Następnie scenę we władanie wzięły solistki, duety i zespoły – sądząc po brawach i salwach śmiechu, ostatkowe występy były najbardziej wyczekiwanym punktem programu. Znane z poczciwego wierszyka o lokomotywie "Uf – jak gorąco" stało się symbolem zmagań z naturą toczonych zgodnie z odwieczną prawdą, że "żeby być piękną, trzeba cierpieć".
W zapustne piosenki świetnie wpasował się wszechobecny Sławomir z zakopiańskim przebojem nie do zdarcia. Lekarstwem na jego śpiew i wszelkie inne przypadłości okazał się Niepiernicz w powlekanych tabletkach, który trafił na ręce wójta. Kabaretowy program dopełniła przypowieść o Cysorzu, któremu przyniesiono w lektyce "bardzo fajną Cesarzową".
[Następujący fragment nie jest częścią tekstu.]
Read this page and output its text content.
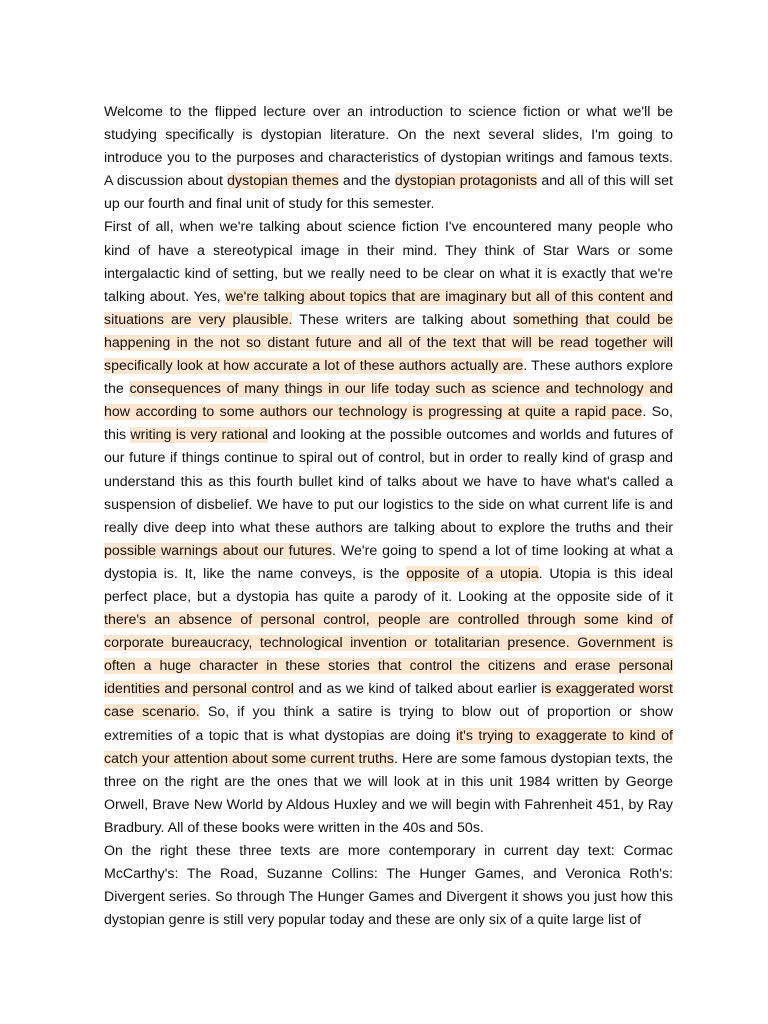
Welcome to the flipped lecture over an introduction to science fiction or what we'll be studying specifically is dystopian literature. On the next several slides, I'm going to introduce you to the purposes and characteristics of dystopian writings and famous texts. A discussion about dystopian themes and the dystopian protagonists and all of this will set up our fourth and final unit of study for this semester.

First of all, when we're talking about science fiction I've encountered many people who kind of have a stereotypical image in their mind. They think of Star Wars or some intergalactic kind of setting, but we really need to be clear on what it is exactly that we're talking about. Yes, we're talking about topics that are imaginary but all of this content and situations are very plausible. These writers are talking about something that could be happening in the not so distant future and all of the text that will be read together will specifically look at how accurate a lot of these authors actually are. These authors explore the consequences of many things in our life today such as science and technology and how according to some authors our technology is progressing at quite a rapid pace. So, this writing is very rational and looking at the possible outcomes and worlds and futures of our future if things continue to spiral out of control, but in order to really kind of grasp and understand this as this fourth bullet kind of talks about we have to have what's called a suspension of disbelief. We have to put our logistics to the side on what current life is and really dive deep into what these authors are talking about to explore the truths and their possible warnings about our futures. We're going to spend a lot of time looking at what a dystopia is. It, like the name conveys, is the opposite of a utopia. Utopia is this ideal perfect place, but a dystopia has quite a parody of it. Looking at the opposite side of it there's an absence of personal control, people are controlled through some kind of corporate bureaucracy, technological invention or totalitarian presence. Government is often a huge character in these stories that control the citizens and erase personal identities and personal control and as we kind of talked about earlier is exaggerated worst case scenario. So, if you think a satire is trying to blow out of proportion or show extremities of a topic that is what dystopias are doing it's trying to exaggerate to kind of catch your attention about some current truths. Here are some famous dystopian texts, the three on the right are the ones that we will look at in this unit 1984 written by George Orwell, Brave New World by Aldous Huxley and we will begin with Fahrenheit 451, by Ray Bradbury. All of these books were written in the 40s and 50s.

On the right these three texts are more contemporary in current day text: Cormac McCarthy's: The Road, Suzanne Collins: The Hunger Games, and Veronica Roth's: Divergent series. So through The Hunger Games and Divergent it shows you just how this dystopian genre is still very popular today and these are only six of a quite large list of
Żwawe, biesiadne melodie mieszały się z tropikalnymi rytmami, porywając na parkiet kolejnych uczestników Babskiego Combra. Wodzireje nie pozwolili biesiadnikom nawet na chwilę wytchnienia. Zabawa – zgodnie z prawidłami karnawału – kręciła się do późnego wieczora.